Aku pun mengikuti komandonya. Kugerakkan pinggulku memutar seperti yang diinginkan mbak Yn.
“Ya, ya.. beg..ituuu. Ouchhhh! Terushhhh!” akhirnya kurasakan jepitan liang kemaluan mbak Yn semakin erat menjepit batang kemaluanku. Tubuh mbak Yn tersentak dan matanya membeliak.
“Ouchhhh, terrushhhh,” dan akhirnya tubuhnya ambruk di atas perutku. “Shh.. kamu.. sudah cukup hebbathhh dikk!”, napasnya mulai teratur.
“Tapi saya kalah mbak, saya sudah keluar duluan!”
“Enggak apa apa. Mbak juga bisa orgasme kok! Memang kamu baru kali ini merasakan bersetubuh ya dik?”
“Iya mbak. Terima kasih ya mbak telah memberikan pengalaman yang berharga bagi saya.”

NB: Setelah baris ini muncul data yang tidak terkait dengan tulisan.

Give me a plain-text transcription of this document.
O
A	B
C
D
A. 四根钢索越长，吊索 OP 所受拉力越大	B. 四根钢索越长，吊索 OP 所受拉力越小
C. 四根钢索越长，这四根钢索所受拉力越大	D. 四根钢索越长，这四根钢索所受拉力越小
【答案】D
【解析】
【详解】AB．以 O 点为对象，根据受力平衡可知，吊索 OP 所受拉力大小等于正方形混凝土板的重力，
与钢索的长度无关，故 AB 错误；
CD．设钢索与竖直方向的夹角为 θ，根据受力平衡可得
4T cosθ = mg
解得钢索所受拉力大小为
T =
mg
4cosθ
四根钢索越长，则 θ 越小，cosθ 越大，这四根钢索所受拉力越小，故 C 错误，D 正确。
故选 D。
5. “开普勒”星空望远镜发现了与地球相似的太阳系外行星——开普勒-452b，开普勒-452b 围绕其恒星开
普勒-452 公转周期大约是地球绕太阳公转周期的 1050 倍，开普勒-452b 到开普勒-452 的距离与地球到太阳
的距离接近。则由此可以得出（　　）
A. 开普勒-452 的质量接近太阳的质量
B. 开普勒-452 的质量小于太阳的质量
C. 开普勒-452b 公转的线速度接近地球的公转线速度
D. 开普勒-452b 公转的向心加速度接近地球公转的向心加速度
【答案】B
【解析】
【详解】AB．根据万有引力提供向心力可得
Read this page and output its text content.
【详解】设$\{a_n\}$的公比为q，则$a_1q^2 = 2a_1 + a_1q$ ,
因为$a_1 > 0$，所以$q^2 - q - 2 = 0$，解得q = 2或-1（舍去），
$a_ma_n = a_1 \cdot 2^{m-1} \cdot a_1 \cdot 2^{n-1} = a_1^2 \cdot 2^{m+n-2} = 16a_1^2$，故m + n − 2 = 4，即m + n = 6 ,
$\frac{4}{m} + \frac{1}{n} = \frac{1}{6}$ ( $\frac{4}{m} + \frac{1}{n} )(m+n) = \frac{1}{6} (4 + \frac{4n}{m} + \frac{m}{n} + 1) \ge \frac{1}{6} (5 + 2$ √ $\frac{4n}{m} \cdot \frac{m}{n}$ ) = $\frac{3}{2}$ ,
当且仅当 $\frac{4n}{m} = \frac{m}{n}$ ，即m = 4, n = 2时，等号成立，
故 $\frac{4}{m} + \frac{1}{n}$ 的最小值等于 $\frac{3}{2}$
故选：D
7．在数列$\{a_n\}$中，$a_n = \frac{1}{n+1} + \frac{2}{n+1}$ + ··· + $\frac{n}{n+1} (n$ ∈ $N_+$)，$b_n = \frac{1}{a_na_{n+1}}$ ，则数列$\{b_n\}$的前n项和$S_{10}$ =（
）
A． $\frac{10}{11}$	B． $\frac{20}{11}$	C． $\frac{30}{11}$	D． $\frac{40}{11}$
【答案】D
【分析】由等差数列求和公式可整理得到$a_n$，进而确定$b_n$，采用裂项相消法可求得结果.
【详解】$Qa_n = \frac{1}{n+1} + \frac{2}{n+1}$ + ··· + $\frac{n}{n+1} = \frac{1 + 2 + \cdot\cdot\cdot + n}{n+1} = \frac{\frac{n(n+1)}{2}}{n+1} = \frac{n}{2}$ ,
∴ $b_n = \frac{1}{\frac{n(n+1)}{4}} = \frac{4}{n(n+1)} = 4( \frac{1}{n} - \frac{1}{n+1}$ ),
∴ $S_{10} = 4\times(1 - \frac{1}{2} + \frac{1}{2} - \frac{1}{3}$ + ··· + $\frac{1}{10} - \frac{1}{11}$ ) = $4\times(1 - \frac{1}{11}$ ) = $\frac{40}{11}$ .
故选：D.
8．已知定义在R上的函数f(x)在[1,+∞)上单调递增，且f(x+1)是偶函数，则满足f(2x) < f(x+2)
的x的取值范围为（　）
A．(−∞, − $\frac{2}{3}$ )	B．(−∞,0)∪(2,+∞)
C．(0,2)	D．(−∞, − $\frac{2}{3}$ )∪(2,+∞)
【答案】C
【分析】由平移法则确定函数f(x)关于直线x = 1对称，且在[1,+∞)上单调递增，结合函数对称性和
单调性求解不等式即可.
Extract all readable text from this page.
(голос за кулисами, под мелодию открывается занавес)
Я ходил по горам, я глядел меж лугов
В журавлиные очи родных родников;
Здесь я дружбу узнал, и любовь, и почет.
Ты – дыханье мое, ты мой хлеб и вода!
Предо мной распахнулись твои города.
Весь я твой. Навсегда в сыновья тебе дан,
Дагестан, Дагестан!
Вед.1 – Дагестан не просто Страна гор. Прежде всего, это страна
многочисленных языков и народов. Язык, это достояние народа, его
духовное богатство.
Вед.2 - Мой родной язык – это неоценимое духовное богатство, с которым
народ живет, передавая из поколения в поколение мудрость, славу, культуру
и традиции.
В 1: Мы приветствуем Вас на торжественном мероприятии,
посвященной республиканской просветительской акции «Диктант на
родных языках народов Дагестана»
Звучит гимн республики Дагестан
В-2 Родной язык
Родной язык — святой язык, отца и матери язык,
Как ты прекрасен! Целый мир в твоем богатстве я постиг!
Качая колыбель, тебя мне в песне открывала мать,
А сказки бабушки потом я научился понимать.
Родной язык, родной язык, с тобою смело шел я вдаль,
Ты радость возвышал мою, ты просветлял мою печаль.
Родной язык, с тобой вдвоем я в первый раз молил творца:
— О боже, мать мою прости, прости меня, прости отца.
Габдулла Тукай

“Saya justru yang terima kasih, kamu telah memberikan kehangatan pada mbak yang sudah cukup lama tidak merasakan seperti ini sejak bercerai dulu.” Begitulah kami pun lalu beristirahat sambil tetap berpelukan dengan tubuh mbak Yn masih tetap menindihku dan batang kemaluanku masih tetap menancap di dalam kehangatan liang kemaluan mbak Yn.